The Siyyuma as a Scholastic Practice in the Light of Syriac Christianity

Noah Bickart
Department of Judaic Studies, Yale University

In Talmudic passages which date from the end of the Talmudic period and in Geonic literature, the term siyyuma denotes a specific scholastic practice in which traditions were arranged for memorization and promulgation.

This term has analogs both in early sources and later layers. In those which date from Amoraic disciple circles, an analogous term was used to indicate the process by which different reports of statements could be combined to achieve a more authoritative version of a tradition. Later, the anonymous voice of the Talmud uses the term tistayem to repair "broken" disputes between contemporary amoraim in which the names of the tradents and their positions are known but in which the connection between the two has been severed.

Perhaps most importantly, parallels to these terms are found in the roughly contemporaneous literatures of Syriac speaking Christians which provide avenues for comparisons between these scholastic cultures which shared scripture, language and similar modes of study as worship.

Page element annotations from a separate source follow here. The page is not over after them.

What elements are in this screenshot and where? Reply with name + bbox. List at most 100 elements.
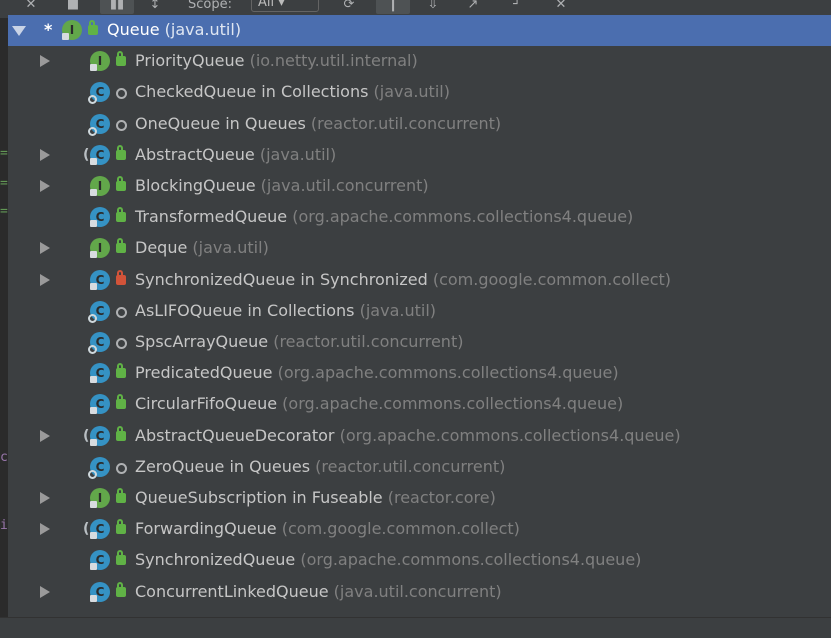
close-icon[interactable]: ✕ bbox=[552, 0, 570, 14]
type-name: TransformedQueue bbox=[135, 207, 288, 227]
tree-row[interactable]: C SynchronizedQueue (org.apache.commons.c… bbox=[8, 545, 831, 576]
static-pin-icon bbox=[88, 313, 97, 323]
refresh-icon[interactable]: ⟳ bbox=[340, 0, 358, 14]
package-visibility-icon bbox=[116, 306, 127, 318]
type-name: Queue bbox=[107, 20, 160, 39]
type-name: CircularFifoQueue bbox=[135, 394, 278, 414]
type-name: OneQueue in Queues bbox=[135, 113, 306, 133]
package-name: (org.apache.commons.collections4.queue) bbox=[277, 363, 619, 383]
package-name: (java.util.concurrent) bbox=[333, 581, 502, 601]
static-pin-icon bbox=[88, 95, 97, 105]
tree-row[interactable]: C SpscArrayQueue (reactor.util.concurrent… bbox=[8, 327, 831, 358]
private-visibility-icon bbox=[116, 269, 126, 285]
sort-alpha-icon[interactable]: ↕ bbox=[146, 0, 164, 14]
expand-arrow-right-icon[interactable] bbox=[40, 180, 50, 192]
tree-row[interactable]: C PredicatedQueue (org.apache.commons.col… bbox=[8, 358, 831, 389]
interface-icon: I bbox=[90, 176, 110, 196]
abstract-bracket-icon: ( bbox=[83, 146, 90, 163]
expand-arrow-right-icon[interactable] bbox=[40, 492, 50, 504]
lock-badge-icon bbox=[90, 251, 97, 259]
public-visibility-icon bbox=[116, 207, 126, 223]
expand-arrow-right-icon[interactable] bbox=[40, 585, 50, 598]
tree-row[interactable]: C ConcurrentLinkedQueue (java.util.concur… bbox=[8, 577, 831, 608]
tree-row-label: AbstractQueue (java.util) bbox=[135, 145, 336, 164]
tree-row-label: QueueSubscription in Fuseable (reactor.c… bbox=[135, 488, 496, 507]
public-visibility-icon bbox=[88, 20, 98, 35]
autoscroll-icon[interactable]: ↗ bbox=[464, 0, 482, 14]
expand-arrow-down-icon[interactable] bbox=[12, 26, 26, 36]
package-name: (java.util.concurrent) bbox=[260, 176, 429, 195]
type-name: AbstractQueueDecorator bbox=[135, 425, 335, 445]
package-visibility-icon bbox=[116, 462, 127, 474]
package-visibility-icon bbox=[116, 338, 127, 349]
expand-arrow-right-icon[interactable] bbox=[40, 523, 50, 536]
tree-row[interactable]: C CheckedQueue in Collections (java.util) bbox=[8, 77, 831, 108]
tree-row-label: PredicatedQueue (org.apache.commons.coll… bbox=[135, 363, 619, 382]
tree-row[interactable]: C SynchronizedQueue in Synchronized (com.… bbox=[8, 265, 831, 296]
tree-row[interactable]: C AsLIFOQueue in Collections (java.util) bbox=[8, 296, 831, 327]
tree-row[interactable]: C(AbstractQueueDecorator (org.apache.com… bbox=[8, 421, 831, 452]
type-hierarchy-tree[interactable]: * I Queue (java.util) I PriorityQueue (io.ne… bbox=[8, 15, 831, 617]
type-name: Deque bbox=[135, 238, 188, 258]
public-visibility-icon bbox=[116, 488, 126, 503]
class-icon: C bbox=[90, 394, 110, 415]
tree-row-label: AbstractQueueDecorator (org.apache.commo… bbox=[135, 426, 681, 445]
class-icon: C bbox=[88, 456, 110, 479]
stop-icon[interactable]: ■ bbox=[64, 0, 82, 14]
tree-row-label: Deque (java.util) bbox=[135, 238, 269, 257]
package-name: (org.apache.commons.collections4.queue) bbox=[339, 425, 681, 445]
lock-badge-icon bbox=[90, 220, 97, 228]
type-name: ConcurrentLinkedQueue bbox=[135, 581, 329, 601]
package-name: (io.netty.util.internal) bbox=[249, 51, 418, 71]
tree-row-label: SynchronizedQueue (org.apache.commons.co… bbox=[135, 550, 641, 569]
tree-row[interactable]: C(AbstractQueue (java.util) bbox=[8, 140, 831, 171]
package-name: (reactor.util.concurrent) bbox=[310, 113, 502, 133]
package-name: (reactor.core) bbox=[387, 488, 496, 507]
tree-row[interactable]: * I Queue (java.util) bbox=[8, 15, 831, 46]
tree-row[interactable]: I BlockingQueue (java.util.concurrent) bbox=[8, 171, 831, 202]
interface-icon: I bbox=[62, 20, 82, 40]
tree-row[interactable]: I PriorityQueue (io.netty.util.internal) bbox=[8, 46, 831, 77]
tree-row[interactable]: I QueueSubscription in Fuseable (reactor.… bbox=[8, 483, 831, 514]
static-pin-icon bbox=[88, 345, 97, 354]
type-name: SynchronizedQueue bbox=[135, 550, 296, 570]
tree-row[interactable]: C ZeroQueue in Queues (reactor.util.concu… bbox=[8, 452, 831, 483]
lock-badge-icon bbox=[90, 563, 97, 571]
expand-arrow-right-icon[interactable] bbox=[40, 242, 50, 255]
lock-badge-icon bbox=[90, 189, 97, 196]
type-name: SynchronizedQueue in Synchronized bbox=[135, 269, 428, 289]
supertypes-icon[interactable]: ▮▮ bbox=[100, 0, 134, 14]
tree-row[interactable]: C OneQueue in Queues (reactor.util.concur… bbox=[8, 109, 831, 140]
class-icon: C bbox=[88, 113, 110, 136]
lock-badge-icon bbox=[90, 157, 97, 165]
lock-badge-icon bbox=[90, 282, 97, 290]
tree-row-label: Queue (java.util) bbox=[107, 20, 241, 39]
tree-row-label: SynchronizedQueue in Synchronized (com.g… bbox=[135, 270, 671, 289]
scope-dropdown[interactable]: All ▾ bbox=[251, 0, 319, 12]
export-icon[interactable]: ⇩ bbox=[424, 0, 442, 14]
scope-label: Scope: bbox=[188, 0, 232, 12]
collapse-icon[interactable]: ✕ bbox=[22, 0, 40, 14]
tree-row[interactable]: C(ForwardingQueue (com.google.common.col… bbox=[8, 514, 831, 545]
tree-row[interactable]: C TransformedQueue (org.apache.commons.co… bbox=[8, 202, 831, 233]
expand-arrow-right-icon[interactable] bbox=[40, 273, 50, 286]
type-name: AsLIFOQueue in Collections bbox=[135, 300, 355, 320]
interface-icon: I bbox=[90, 238, 110, 259]
public-visibility-icon bbox=[116, 363, 126, 379]
public-visibility-icon bbox=[116, 519, 126, 535]
tree-row[interactable]: I Deque (java.util) bbox=[8, 233, 831, 264]
type-name: ZeroQueue in Queues bbox=[135, 456, 311, 476]
type-name: CheckedQueue in Collections bbox=[135, 82, 369, 102]
tree-row[interactable]: C CircularFifoQueue (org.apache.commons.c… bbox=[8, 389, 831, 420]
public-visibility-icon bbox=[116, 51, 126, 67]
expand-arrow-right-icon[interactable] bbox=[40, 55, 50, 68]
status-strip bbox=[0, 617, 831, 638]
lock-badge-icon bbox=[90, 376, 97, 384]
layout-icon[interactable]: ┘ bbox=[508, 0, 526, 14]
abstract-class-icon: C( bbox=[83, 519, 110, 540]
lock-badge-icon bbox=[90, 64, 97, 72]
expand-arrow-right-icon[interactable] bbox=[40, 429, 50, 442]
pin-icon[interactable]: ┃ bbox=[376, 0, 410, 14]
tree-row-label: ConcurrentLinkedQueue (java.util.concurr… bbox=[135, 582, 502, 601]
expand-arrow-right-icon[interactable] bbox=[40, 148, 50, 161]
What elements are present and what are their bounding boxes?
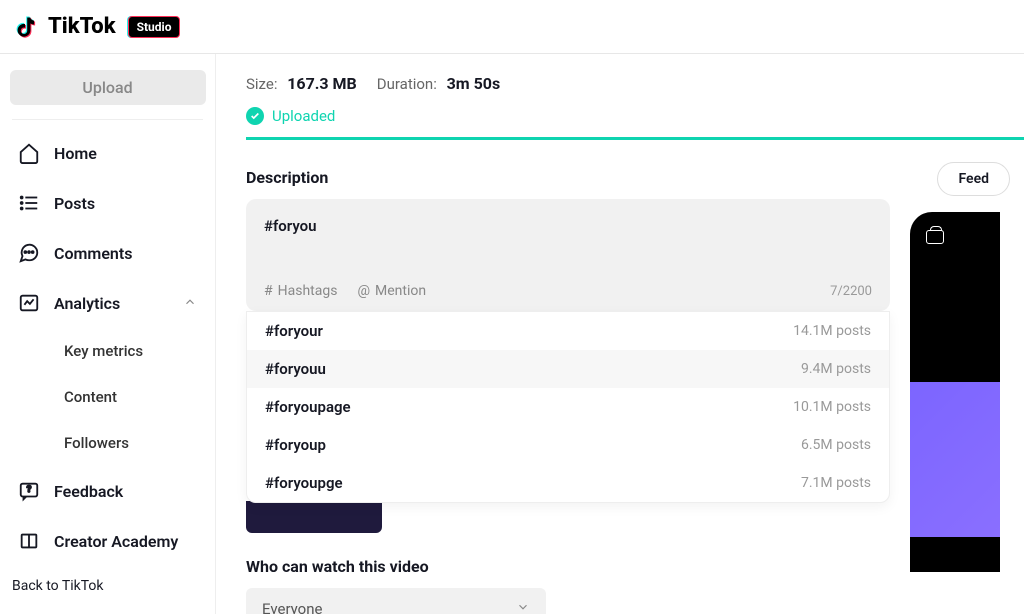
description-title: Description [246, 168, 890, 187]
phone-preview [910, 212, 1000, 572]
feed-button[interactable]: Feed [937, 162, 1010, 196]
brand-text: TikTok [48, 14, 116, 39]
hashtag-suggestion[interactable]: #foryour 14.1M posts [247, 312, 889, 350]
sidebar: Upload Home Posts Comments [0, 54, 216, 614]
suggestion-tag: #foryoupge [265, 474, 343, 492]
size-value: 167.3 MB [287, 74, 357, 93]
suggestion-tag: #foryoup [265, 436, 326, 454]
brand-logo[interactable]: TikTok Studio [16, 14, 180, 40]
upload-button[interactable]: Upload [10, 70, 206, 105]
sidebar-item-home[interactable]: Home [8, 128, 207, 178]
at-icon: @ [357, 283, 370, 299]
svg-text:?: ? [27, 485, 32, 495]
list-icon [18, 192, 40, 214]
char-count: 7/2200 [830, 284, 872, 299]
home-icon [18, 142, 40, 164]
sidebar-item-label: Posts [54, 194, 95, 213]
app-header: TikTok Studio [0, 0, 1024, 54]
visibility-value: Everyone [262, 600, 322, 614]
cover-thumbnail[interactable] [246, 501, 382, 533]
sidebar-item-label: Analytics [54, 294, 120, 313]
suggestion-count: 14.1M posts [793, 323, 871, 339]
divider [12, 119, 203, 120]
status-text: Uploaded [272, 107, 335, 125]
duration-value: 3m 50s [447, 74, 501, 93]
progress-bar [246, 137, 1024, 140]
upload-status: Uploaded [246, 107, 1000, 137]
sidebar-subitem-key-metrics[interactable]: Key metrics [8, 328, 207, 374]
academy-icon [18, 530, 40, 552]
check-icon [246, 107, 264, 125]
preview-column: Feed [920, 168, 1000, 614]
sidebar-item-label: Feedback [54, 482, 123, 501]
size-label: Size: [246, 75, 277, 93]
sidebar-item-label: Followers [64, 434, 129, 452]
sidebar-item-comments[interactable]: Comments [8, 228, 207, 278]
duration-label: Duration: [377, 75, 437, 93]
sidebar-subitem-followers[interactable]: Followers [8, 420, 207, 466]
hashtag-suggestions: #foryour 14.1M posts #foryouu 9.4M posts… [246, 311, 890, 503]
hashtag-suggestion[interactable]: #foryoupge 7.1M posts [247, 464, 889, 502]
description-value: #foryou [264, 217, 872, 235]
hashtag-suggestion[interactable]: #foryoup 6.5M posts [247, 426, 889, 464]
suggestion-count: 7.1M posts [801, 475, 871, 491]
sidebar-item-label: Key metrics [64, 342, 143, 360]
chevron-up-icon [183, 294, 197, 313]
description-input[interactable]: #foryou # Hashtags @ Mention 7/2200 [246, 199, 890, 311]
suggestion-count: 6.5M posts [801, 437, 871, 453]
suggestion-count: 9.4M posts [801, 361, 871, 377]
main-content: Size: 167.3 MB Duration: 3m 50s Uploaded… [216, 54, 1024, 614]
sidebar-item-posts[interactable]: Posts [8, 178, 207, 228]
hashtags-button[interactable]: # Hashtags [264, 283, 337, 299]
suggestion-tag: #foryour [265, 322, 323, 340]
visibility-select[interactable]: Everyone [246, 588, 546, 614]
sidebar-item-feedback[interactable]: ? Feedback [8, 466, 207, 516]
sidebar-item-label: Comments [54, 244, 132, 263]
studio-badge: Studio [128, 16, 181, 38]
suggestion-count: 10.1M posts [793, 399, 871, 415]
sidebar-item-label: Home [54, 144, 97, 163]
back-to-tiktok-link[interactable]: Back to TikTok [8, 566, 207, 606]
hashtag-suggestion[interactable]: #foryouu 9.4M posts [247, 350, 889, 388]
sidebar-item-analytics[interactable]: Analytics [8, 278, 207, 328]
suggestion-tag: #foryouu [265, 360, 326, 378]
upload-meta: Size: 167.3 MB Duration: 3m 50s [246, 74, 1000, 93]
tiktok-note-icon [16, 14, 40, 40]
mention-button[interactable]: @ Mention [357, 283, 426, 299]
video-preview [910, 382, 1000, 537]
analytics-icon [18, 292, 40, 314]
sidebar-subitem-content[interactable]: Content [8, 374, 207, 420]
sidebar-item-creator-academy[interactable]: Creator Academy [8, 516, 207, 566]
hash-icon: # [264, 283, 273, 299]
chevron-down-icon [516, 600, 530, 614]
hashtag-suggestion[interactable]: #foryoupage 10.1M posts [247, 388, 889, 426]
comment-icon [18, 242, 40, 264]
sidebar-item-label: Creator Academy [54, 532, 178, 551]
live-icon [926, 230, 944, 244]
feedback-icon: ? [18, 480, 40, 502]
sidebar-item-label: Content [64, 388, 117, 406]
visibility-title: Who can watch this video [246, 557, 890, 576]
suggestion-tag: #foryoupage [265, 398, 351, 416]
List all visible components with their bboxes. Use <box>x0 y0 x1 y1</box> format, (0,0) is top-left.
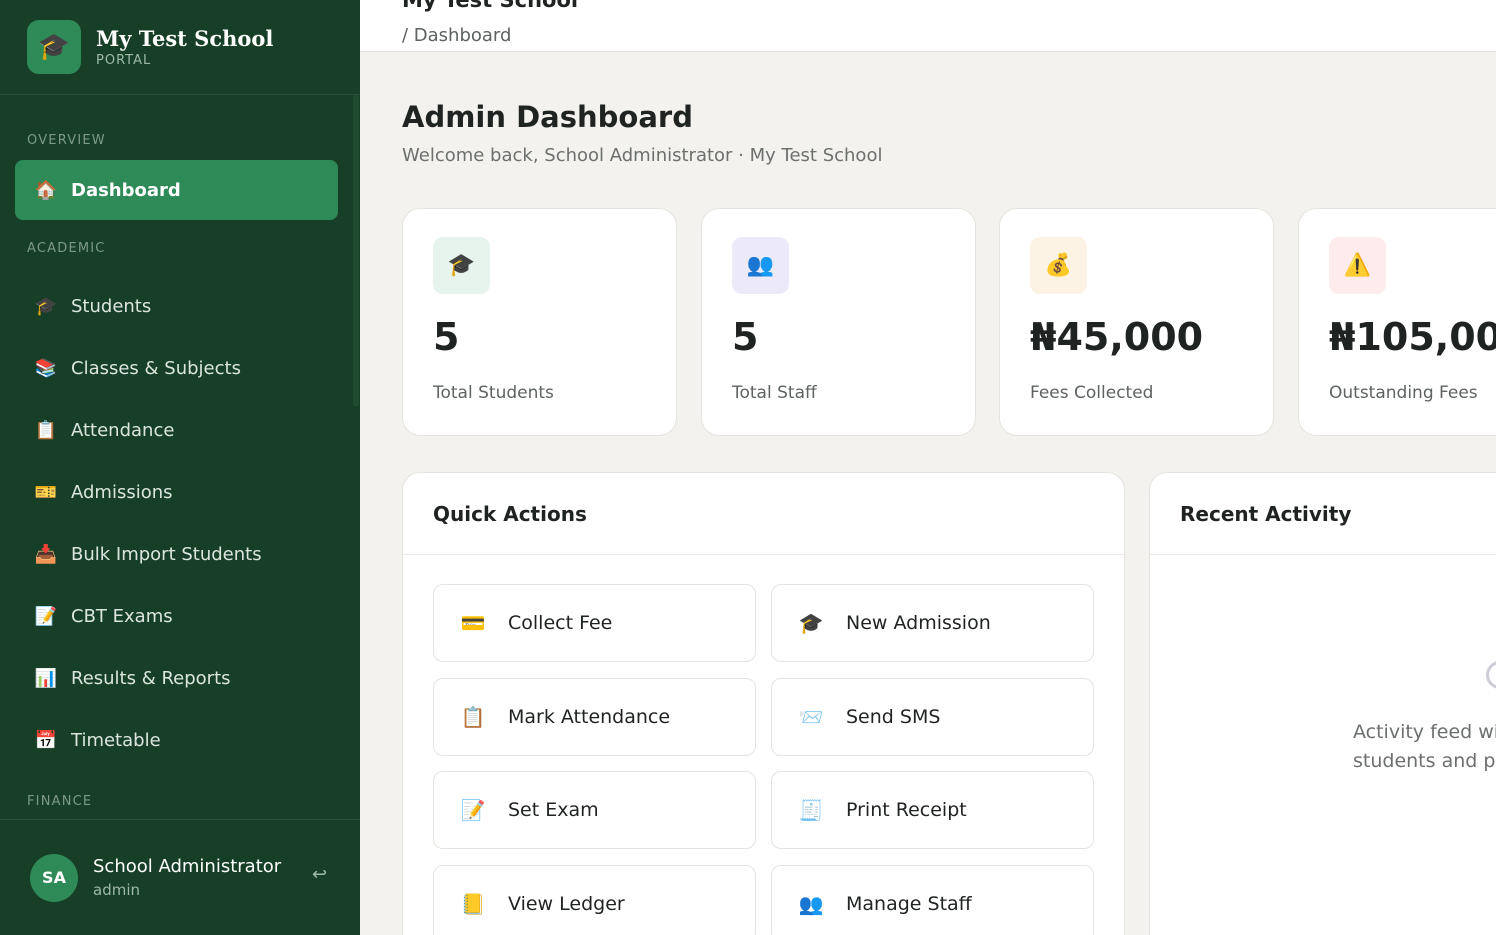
clock-icon <box>1486 661 1496 689</box>
section-label-finance: FINANCE <box>27 794 93 809</box>
stat-card-total-staff[interactable]: 👥 5 Total Staff <box>701 208 976 436</box>
user-name: School Administrator <box>93 856 282 877</box>
memo-icon: 📝 <box>460 798 486 822</box>
recent-activity-title: Recent Activity <box>1150 473 1496 555</box>
brand-name: My Test School <box>96 25 274 51</box>
sidebar-item-cbt-exams[interactable]: 📝 CBT Exams <box>15 586 338 646</box>
quick-actions-title: Quick Actions <box>403 473 1124 555</box>
logout-icon[interactable]: ↩ <box>312 864 327 885</box>
sidebar-item-timetable[interactable]: 📅 Timetable <box>15 710 338 770</box>
print-receipt-button[interactable]: 🧾 Print Receipt <box>771 771 1094 849</box>
calendar-icon: 📅 <box>34 729 58 751</box>
breadcrumb: / Dashboard <box>402 25 512 46</box>
ledger-icon: 📒 <box>460 892 486 916</box>
brand-header[interactable]: 🎓 My Test School PORTAL <box>0 0 360 95</box>
sidebar-item-classes-subjects[interactable]: 📚 Classes & Subjects <box>15 338 338 398</box>
books-icon: 📚 <box>34 357 58 379</box>
stat-card-fees-collected[interactable]: 💰 ₦45,000 Fees Collected <box>999 208 1274 436</box>
warning-icon: ⚠️ <box>1329 237 1386 294</box>
sidebar-item-results-reports[interactable]: 📊 Results & Reports <box>15 648 338 708</box>
sidebar-item-label: Students <box>71 295 152 317</box>
receipt-icon: 🧾 <box>798 798 824 822</box>
graduation-cap-icon: 🎓 <box>433 237 490 294</box>
sidebar-item-label: CBT Exams <box>71 605 173 627</box>
manage-staff-button[interactable]: 👥 Manage Staff <box>771 865 1094 935</box>
send-sms-button[interactable]: 📨 Send SMS <box>771 678 1094 756</box>
sidebar-item-label: Dashboard <box>71 179 181 201</box>
section-label-overview: OVERVIEW <box>27 133 106 148</box>
people-icon: 👥 <box>732 237 789 294</box>
button-label: Print Receipt <box>846 799 967 821</box>
money-bag-icon: 💰 <box>1030 237 1087 294</box>
stat-card-total-students[interactable]: 🎓 5 Total Students <box>402 208 677 436</box>
sidebar-item-admissions[interactable]: 🎫 Admissions <box>15 462 338 522</box>
button-label: View Ledger <box>508 893 625 915</box>
bar-chart-icon: 📊 <box>34 667 58 689</box>
brand-subtitle: PORTAL <box>96 52 152 68</box>
house-icon: 🏠 <box>34 179 58 201</box>
user-role: admin <box>93 881 140 899</box>
user-panel: SA School Administrator admin ↩ <box>0 819 360 935</box>
new-admission-button[interactable]: 🎓 New Admission <box>771 584 1094 662</box>
stat-label: Total Staff <box>732 383 817 403</box>
set-exam-button[interactable]: 📝 Set Exam <box>433 771 756 849</box>
sidebar-item-dashboard[interactable]: 🏠 Dashboard <box>15 160 338 220</box>
sidebar-item-label: Admissions <box>71 481 173 503</box>
people-icon: 👥 <box>798 892 824 916</box>
sidebar-nav: OVERVIEW 🏠 Dashboard ACADEMIC 🎓 Students… <box>0 95 360 812</box>
section-label-academic: ACADEMIC <box>27 241 106 256</box>
collect-fee-button[interactable]: 💳 Collect Fee <box>433 584 756 662</box>
page-subtitle: Welcome back, School Administrator · My … <box>402 145 883 166</box>
stat-label: Fees Collected <box>1030 383 1154 403</box>
clipboard-icon: 📋 <box>460 705 486 729</box>
button-label: Set Exam <box>508 799 599 821</box>
graduation-cap-icon: 🎓 <box>34 295 58 317</box>
stat-card-outstanding-fees[interactable]: ⚠️ ₦105,000 Outstanding Fees <box>1298 208 1496 436</box>
graduation-cap-icon: 🎓 <box>798 611 824 635</box>
ticket-icon: 🎫 <box>34 481 58 503</box>
stat-label: Outstanding Fees <box>1329 383 1478 403</box>
sidebar-item-label: Attendance <box>71 419 175 441</box>
sidebar-item-bulk-import[interactable]: 📥 Bulk Import Students <box>15 524 338 584</box>
topbar-title: My Test School <box>402 0 579 12</box>
view-ledger-button[interactable]: 📒 View Ledger <box>433 865 756 935</box>
sidebar-item-students[interactable]: 🎓 Students <box>15 276 338 336</box>
empty-state-line: Activity feed will <box>1353 721 1496 743</box>
credit-card-icon: 💳 <box>460 611 486 635</box>
recent-activity-panel: Recent Activity Activity feed will stude… <box>1149 472 1496 935</box>
button-label: Mark Attendance <box>508 706 671 728</box>
mark-attendance-button[interactable]: 📋 Mark Attendance <box>433 678 756 756</box>
quick-actions-panel: Quick Actions 💳 Collect Fee 🎓 New Admiss… <box>402 472 1125 935</box>
stat-value: 5 <box>732 315 759 359</box>
page-title: Admin Dashboard <box>402 100 693 134</box>
memo-icon: 📝 <box>34 605 58 627</box>
clipboard-icon: 📋 <box>34 419 58 441</box>
sidebar-scrollbar[interactable] <box>353 95 359 407</box>
button-label: Collect Fee <box>508 612 613 634</box>
sidebar-item-label: Results & Reports <box>71 667 231 689</box>
sidebar-item-attendance[interactable]: 📋 Attendance <box>15 400 338 460</box>
stat-label: Total Students <box>433 383 554 403</box>
button-label: Manage Staff <box>846 893 972 915</box>
sidebar-item-label: Bulk Import Students <box>71 543 262 565</box>
stat-value: ₦105,000 <box>1329 315 1496 359</box>
sidebar: 🎓 My Test School PORTAL OVERVIEW 🏠 Dashb… <box>0 0 360 935</box>
empty-state-line: students and pa <box>1353 750 1496 772</box>
graduation-cap-icon: 🎓 <box>27 20 81 74</box>
stat-value: ₦45,000 <box>1030 315 1204 359</box>
inbox-tray-icon: 📥 <box>34 543 58 565</box>
envelope-icon: 📨 <box>798 705 824 729</box>
sidebar-item-label: Timetable <box>71 729 161 751</box>
sidebar-item-label: Classes & Subjects <box>71 357 241 379</box>
button-label: Send SMS <box>846 706 941 728</box>
button-label: New Admission <box>846 612 991 634</box>
avatar[interactable]: SA <box>30 853 78 902</box>
empty-state-text: Activity feed will students and pa <box>1353 718 1496 776</box>
topbar: My Test School / Dashboard <box>360 0 1496 52</box>
stat-value: 5 <box>433 315 460 359</box>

The project of comparing the terminology of literary corpora which emanated from Jewish and Christian institutions provides a frame of reference for asking and answering broad questions about what it may have meant to promulgate religious ideas in literature within the Sassanian context in particularly scholastic centers.

This paper demonstrates the ways in which increasing sophistication in usage of these terms mirrors increasing academization during the Talmudic period. As such, evidence is marshalled in support of a more gradual model of the redaction of the Talmud.